Vol. 38 No. 17 · 8 September 2016

‘If there is hope,’ Martin Loughlin writes, ‘it lies with the Scots’ (LRB, 28 July). Let us hope so. But Loughlin’s analysis omits one crucial factor. Every democracy requires its own demos which, traditionally understood, is something unique, particular and localised, an identity that includes some and excludes others. Many of those who voted to leave the EU clearly felt alienated and disenfranchised, deprived of their own cherished demos by the shift towards a cosmopolitan constitution. They felt that their identity was under attack. This effect operated very differently in Scotland and England, as the voting figures show, and one reason is surely the different ideas of national identity that have developed in the two countries.

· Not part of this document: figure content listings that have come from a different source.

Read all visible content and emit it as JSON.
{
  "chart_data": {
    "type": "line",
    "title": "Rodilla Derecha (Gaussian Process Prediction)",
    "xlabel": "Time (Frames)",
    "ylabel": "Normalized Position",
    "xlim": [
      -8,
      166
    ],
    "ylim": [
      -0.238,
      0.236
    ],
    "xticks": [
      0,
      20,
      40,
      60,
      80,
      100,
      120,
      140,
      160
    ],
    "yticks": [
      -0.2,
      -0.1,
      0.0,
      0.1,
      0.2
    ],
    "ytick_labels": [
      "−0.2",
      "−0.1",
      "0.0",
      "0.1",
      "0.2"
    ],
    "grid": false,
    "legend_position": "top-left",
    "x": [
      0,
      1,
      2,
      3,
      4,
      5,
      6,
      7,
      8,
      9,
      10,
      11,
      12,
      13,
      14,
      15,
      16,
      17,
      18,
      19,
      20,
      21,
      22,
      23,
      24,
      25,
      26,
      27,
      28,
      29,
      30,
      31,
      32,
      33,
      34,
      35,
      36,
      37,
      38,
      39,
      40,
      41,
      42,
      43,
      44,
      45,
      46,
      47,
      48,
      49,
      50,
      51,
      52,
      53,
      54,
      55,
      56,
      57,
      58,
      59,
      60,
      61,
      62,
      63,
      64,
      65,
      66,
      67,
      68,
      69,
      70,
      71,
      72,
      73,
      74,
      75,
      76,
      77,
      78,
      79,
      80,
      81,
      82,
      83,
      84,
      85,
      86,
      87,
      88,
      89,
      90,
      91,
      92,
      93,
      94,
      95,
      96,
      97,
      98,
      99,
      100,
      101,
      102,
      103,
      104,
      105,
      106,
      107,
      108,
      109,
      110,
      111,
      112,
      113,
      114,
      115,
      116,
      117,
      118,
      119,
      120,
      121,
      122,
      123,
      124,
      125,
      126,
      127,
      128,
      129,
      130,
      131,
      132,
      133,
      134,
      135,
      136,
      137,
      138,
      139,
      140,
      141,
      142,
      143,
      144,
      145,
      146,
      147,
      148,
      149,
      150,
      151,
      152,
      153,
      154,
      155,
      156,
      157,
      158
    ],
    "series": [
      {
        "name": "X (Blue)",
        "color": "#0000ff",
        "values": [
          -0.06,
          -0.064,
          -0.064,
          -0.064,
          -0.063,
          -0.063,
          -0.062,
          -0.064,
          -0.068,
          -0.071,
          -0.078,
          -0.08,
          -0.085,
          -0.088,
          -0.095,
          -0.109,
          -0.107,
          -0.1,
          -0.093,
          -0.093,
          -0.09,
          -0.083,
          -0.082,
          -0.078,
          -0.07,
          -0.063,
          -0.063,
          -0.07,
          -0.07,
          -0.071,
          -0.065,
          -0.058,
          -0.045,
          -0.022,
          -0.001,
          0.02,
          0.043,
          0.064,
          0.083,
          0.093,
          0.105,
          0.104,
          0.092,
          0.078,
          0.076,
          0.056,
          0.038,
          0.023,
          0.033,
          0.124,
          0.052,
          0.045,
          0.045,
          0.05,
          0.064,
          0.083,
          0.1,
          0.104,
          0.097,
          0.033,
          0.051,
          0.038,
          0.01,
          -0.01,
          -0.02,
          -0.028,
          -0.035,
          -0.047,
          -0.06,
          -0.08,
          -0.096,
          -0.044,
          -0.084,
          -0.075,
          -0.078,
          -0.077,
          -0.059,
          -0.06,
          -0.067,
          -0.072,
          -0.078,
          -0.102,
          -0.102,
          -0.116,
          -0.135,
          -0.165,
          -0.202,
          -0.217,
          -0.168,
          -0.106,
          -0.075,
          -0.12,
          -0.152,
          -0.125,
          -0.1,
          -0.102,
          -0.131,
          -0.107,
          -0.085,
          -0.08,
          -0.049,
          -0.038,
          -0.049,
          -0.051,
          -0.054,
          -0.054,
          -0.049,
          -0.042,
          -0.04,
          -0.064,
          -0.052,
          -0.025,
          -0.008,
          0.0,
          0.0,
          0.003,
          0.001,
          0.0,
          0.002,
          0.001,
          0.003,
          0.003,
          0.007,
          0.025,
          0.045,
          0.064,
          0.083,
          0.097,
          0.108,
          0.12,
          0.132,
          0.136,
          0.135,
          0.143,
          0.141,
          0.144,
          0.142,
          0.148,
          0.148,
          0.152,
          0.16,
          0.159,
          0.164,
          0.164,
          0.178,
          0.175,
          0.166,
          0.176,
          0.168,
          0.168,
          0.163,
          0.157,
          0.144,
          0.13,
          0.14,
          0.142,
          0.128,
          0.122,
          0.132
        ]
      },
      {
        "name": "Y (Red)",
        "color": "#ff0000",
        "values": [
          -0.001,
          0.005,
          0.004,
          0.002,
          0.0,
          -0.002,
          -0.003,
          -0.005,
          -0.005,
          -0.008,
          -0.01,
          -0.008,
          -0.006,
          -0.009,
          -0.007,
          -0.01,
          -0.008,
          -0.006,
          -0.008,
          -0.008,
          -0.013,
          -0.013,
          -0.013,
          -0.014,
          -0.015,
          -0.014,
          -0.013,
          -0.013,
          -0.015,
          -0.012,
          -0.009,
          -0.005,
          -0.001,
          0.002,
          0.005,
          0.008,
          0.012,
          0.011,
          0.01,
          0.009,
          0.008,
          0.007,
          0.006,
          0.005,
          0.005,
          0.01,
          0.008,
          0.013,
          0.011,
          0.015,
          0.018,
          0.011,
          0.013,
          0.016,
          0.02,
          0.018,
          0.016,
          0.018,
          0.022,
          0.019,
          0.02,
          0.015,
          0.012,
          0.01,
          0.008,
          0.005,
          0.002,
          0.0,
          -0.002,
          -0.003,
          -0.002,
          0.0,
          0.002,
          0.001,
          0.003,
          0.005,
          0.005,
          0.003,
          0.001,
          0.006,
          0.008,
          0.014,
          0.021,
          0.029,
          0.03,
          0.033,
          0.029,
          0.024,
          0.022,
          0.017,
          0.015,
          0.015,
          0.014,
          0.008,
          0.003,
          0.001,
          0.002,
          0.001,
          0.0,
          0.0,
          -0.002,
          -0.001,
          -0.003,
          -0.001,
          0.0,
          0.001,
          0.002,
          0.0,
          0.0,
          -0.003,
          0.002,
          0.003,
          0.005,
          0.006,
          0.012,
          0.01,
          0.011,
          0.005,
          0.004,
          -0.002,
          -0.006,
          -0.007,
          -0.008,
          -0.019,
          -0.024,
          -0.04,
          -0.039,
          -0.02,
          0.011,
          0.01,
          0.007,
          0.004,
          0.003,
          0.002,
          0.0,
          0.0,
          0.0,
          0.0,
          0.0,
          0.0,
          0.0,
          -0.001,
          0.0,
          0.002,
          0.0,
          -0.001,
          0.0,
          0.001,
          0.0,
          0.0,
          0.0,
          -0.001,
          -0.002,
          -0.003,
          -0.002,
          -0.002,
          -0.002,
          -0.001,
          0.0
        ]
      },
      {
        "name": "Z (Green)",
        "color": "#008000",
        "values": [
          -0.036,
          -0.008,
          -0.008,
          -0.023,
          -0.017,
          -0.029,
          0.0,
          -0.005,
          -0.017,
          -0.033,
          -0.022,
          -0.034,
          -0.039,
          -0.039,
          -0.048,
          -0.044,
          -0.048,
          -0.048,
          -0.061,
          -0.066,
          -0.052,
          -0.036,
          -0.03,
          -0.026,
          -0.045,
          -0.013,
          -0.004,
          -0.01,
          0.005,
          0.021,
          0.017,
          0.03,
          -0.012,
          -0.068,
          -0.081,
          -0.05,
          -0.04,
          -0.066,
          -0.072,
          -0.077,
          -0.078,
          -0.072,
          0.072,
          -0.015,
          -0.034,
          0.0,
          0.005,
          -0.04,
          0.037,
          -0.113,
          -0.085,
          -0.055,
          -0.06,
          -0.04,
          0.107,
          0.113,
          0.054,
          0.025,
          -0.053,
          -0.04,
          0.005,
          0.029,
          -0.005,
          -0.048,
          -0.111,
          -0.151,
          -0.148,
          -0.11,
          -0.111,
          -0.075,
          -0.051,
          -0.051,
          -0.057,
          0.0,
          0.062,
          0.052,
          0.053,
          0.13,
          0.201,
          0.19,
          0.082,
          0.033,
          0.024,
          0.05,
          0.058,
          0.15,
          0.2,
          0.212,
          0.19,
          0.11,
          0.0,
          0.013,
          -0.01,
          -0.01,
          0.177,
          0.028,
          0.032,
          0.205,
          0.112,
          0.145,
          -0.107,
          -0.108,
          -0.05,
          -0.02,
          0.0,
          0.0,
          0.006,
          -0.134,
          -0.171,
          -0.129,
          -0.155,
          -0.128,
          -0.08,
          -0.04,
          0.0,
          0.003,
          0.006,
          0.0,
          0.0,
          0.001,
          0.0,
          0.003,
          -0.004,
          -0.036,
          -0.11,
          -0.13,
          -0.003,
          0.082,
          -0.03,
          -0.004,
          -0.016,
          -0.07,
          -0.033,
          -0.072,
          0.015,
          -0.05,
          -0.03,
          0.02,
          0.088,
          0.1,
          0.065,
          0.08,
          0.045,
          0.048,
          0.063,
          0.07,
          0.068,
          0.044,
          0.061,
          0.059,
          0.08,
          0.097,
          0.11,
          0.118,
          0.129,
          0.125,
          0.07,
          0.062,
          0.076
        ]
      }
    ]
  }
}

For two hundred years, most Scots saw themselves as having two distinct ‘national’ identities, Scottish and British, and became used to switching between them according to context. It was relatively easy for them to add a further, European layer of identity and thus to count themselves as part of more than one demos. And it was then a short step to think of sovereignty as something that can be shared and dispersed.

The English experience is very different. While most English people recognise, much of the time, that England, Britain and the UK are different things, there is no established public discourse which defines their different roles. As a result English national identity remains muddled and uncertain, clinging to a monolithic past that is poorly adapted to a globalised world. The introduction of a federal or confederal constitution for the UK or the Atlantic archipelago will require the creation of a redefined, multi-level English identity. Whether the necessary will and resources are available is anyone’s guess.